Higher oil prices will be the death knell for the recent modest rally in global stock markets and the impact of higher energy costs on a weakened world economy would be nasty. This is back to 1973 and the oil embargo years, and the horrendous stock market slump of 1974.
Some might argue that with the S&P down 38 per cent last year, stocks have seen their annus horribilis. But sadly stocks are still over-valued in historic terms and not near to the level required for a stock market bottom. On the Q-formula they still have a 55 per cent downside.
Oil price shock
Rising oil prices are just the kind of shock the global economy and stock markets could do without now as they struggle to rally.
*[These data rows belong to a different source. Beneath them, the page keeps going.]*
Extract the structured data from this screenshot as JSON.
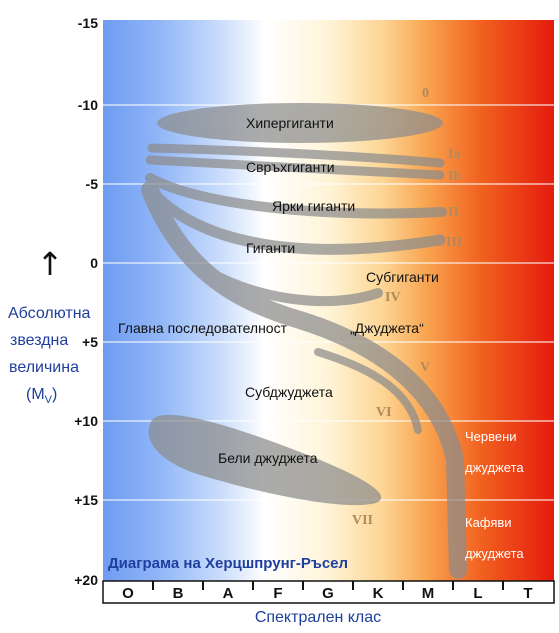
{
  "title": "Диаграма на Херцшпрунг-Ръсел",
  "x_axis": {
    "label": "Спектрален клас",
    "classes": [
      "O",
      "B",
      "A",
      "F",
      "G",
      "K",
      "M",
      "L",
      "T"
    ]
  },
  "y_axis": {
    "label_lines": [
      "Абсолютна",
      "звездна",
      "величина",
      "(M",
      "V",
      ")"
    ],
    "ticks": [
      "-15",
      "-10",
      "-5",
      "0",
      "+5",
      "+10",
      "+15",
      "+20"
    ],
    "arrow": "↑"
  },
  "regions": {
    "hypergiants": "Хипергиганти",
    "supergiants": "Свръхгиганти",
    "bright_giants": "Ярки гиганти",
    "giants": "Гиганти",
    "subgiants": "Субгиганти",
    "main_sequence": "Главна последователност",
    "dwarfs": "„Джуджета“",
    "subdwarfs": "Субджуджета",
    "white_dwarfs": "Бели джуджета",
    "red_dwarfs_1": "Червени",
    "red_dwarfs_2": "джуджета",
    "brown_dwarfs_1": "Кафяви",
    "brown_dwarfs_2": "джуджета"
  },
  "luminosity_classes": [
    "0",
    "Ia",
    "Ib",
    "II",
    "III",
    "IV",
    "V",
    "VI",
    "VII"
  ],
  "colors": {
    "title": "#1f3f9e",
    "axis_label": "#1f3f9e",
    "class_numeral": "#b08a5e",
    "band": "#8c8c8c"
  }
}
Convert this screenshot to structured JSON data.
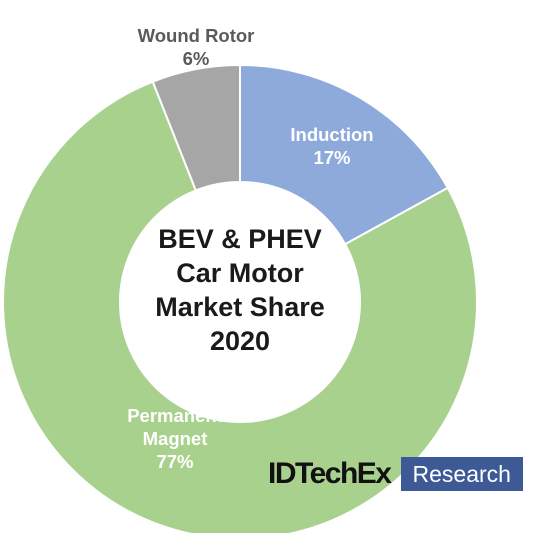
{
  "chart_data": {
    "type": "pie",
    "variant": "donut",
    "title_lines": [
      "BEV & PHEV",
      "Car Motor",
      "Market Share",
      "2020"
    ],
    "slices": [
      {
        "name": "Induction",
        "name_lines": [
          "Induction"
        ],
        "value": 17,
        "label": "17%",
        "color": "#8eaadb",
        "label_color": "#ffffff"
      },
      {
        "name": "Permanent Magnet",
        "name_lines": [
          "Permanent",
          "Magnet"
        ],
        "value": 77,
        "label": "77%",
        "color": "#a9d18e",
        "label_color": "#ffffff"
      },
      {
        "name": "Wound Rotor",
        "name_lines": [
          "Wound Rotor"
        ],
        "value": 6,
        "label": "6%",
        "color": "#a6a6a6",
        "label_color": "#5a5a5a"
      }
    ],
    "start_angle_deg": 0,
    "direction": "clockwise",
    "legend": "none"
  },
  "logo": {
    "word": "IDTechEx",
    "box_text": "Research",
    "box_color": "#3d5a97",
    "word_color": "#111111"
  }
}
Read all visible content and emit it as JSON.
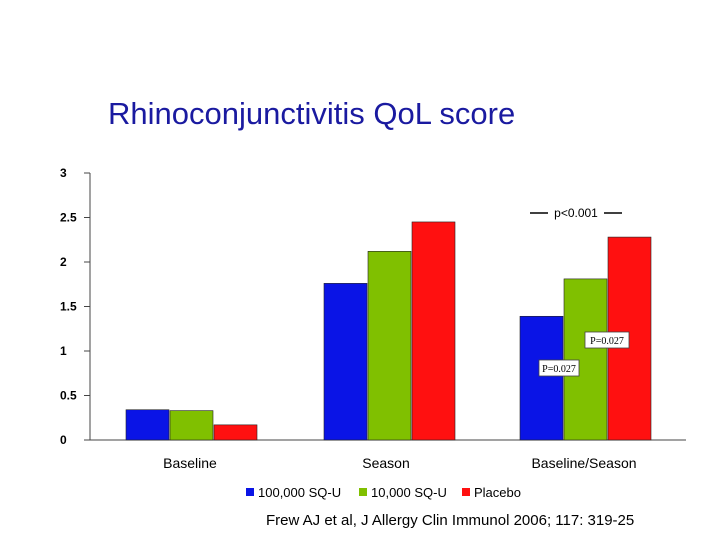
{
  "chart_data": {
    "type": "bar",
    "title": "Rhinoconjunctivitis QoL score",
    "xlabel": "",
    "ylabel": "",
    "ylim": [
      0,
      3
    ],
    "y_ticks": [
      "3",
      "2.5",
      "2",
      "1.5",
      "1",
      "0.5",
      "0"
    ],
    "y_tick_values": [
      3,
      2.5,
      2,
      1.5,
      1,
      0.5,
      0
    ],
    "categories": [
      "Baseline",
      "Season",
      "Baseline/Season"
    ],
    "series": [
      {
        "name": "100,000 SQ-U",
        "values": [
          0.34,
          1.76,
          1.39
        ],
        "color": "#0a14e6"
      },
      {
        "name": "10,000 SQ-U",
        "values": [
          0.33,
          2.12,
          1.81
        ],
        "color": "#80c000"
      },
      {
        "name": "Placebo",
        "values": [
          0.17,
          2.45,
          2.28
        ],
        "color": "#ff1010"
      }
    ],
    "grid": false,
    "legend_position": "bottom",
    "annotations": [
      {
        "text": "p<0.001"
      },
      {
        "text": "P=0.027"
      },
      {
        "text": "P=0.027"
      }
    ]
  },
  "citation": "Frew AJ et al, J Allergy Clin Immunol 2006; 117: 319-25"
}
There does not seem the political will among Arab leaders for an oil boycott like in 1973 but the popular feeling against Israel’s disproportionate response to rockets fired from Gaza is mounting.
Dubai, Jordan, Syria and Egypt cancelled their New Year’s celebrations as a mark of solidarity with the people of Gaza, although political support for Hamas is another matter.
Regional war threat
The more likely threat to oil prices comes from a widening of the Israeli offensive to include another incursion in to Lebanon to fight a re-armed Hezbollah, although their last attempt in 2006 is widely perceived as having failed in its objectives.
On the other hand, what began as a series of air raids with hundreds of civilian deaths is clearly developing into something more on the lines of the Lebanon War of 2006, and the implications for the oil price this week are obvious.
Gold, silver and the US dollar are likely to gain in value in a flight to safety but this is negative for most other asset classes.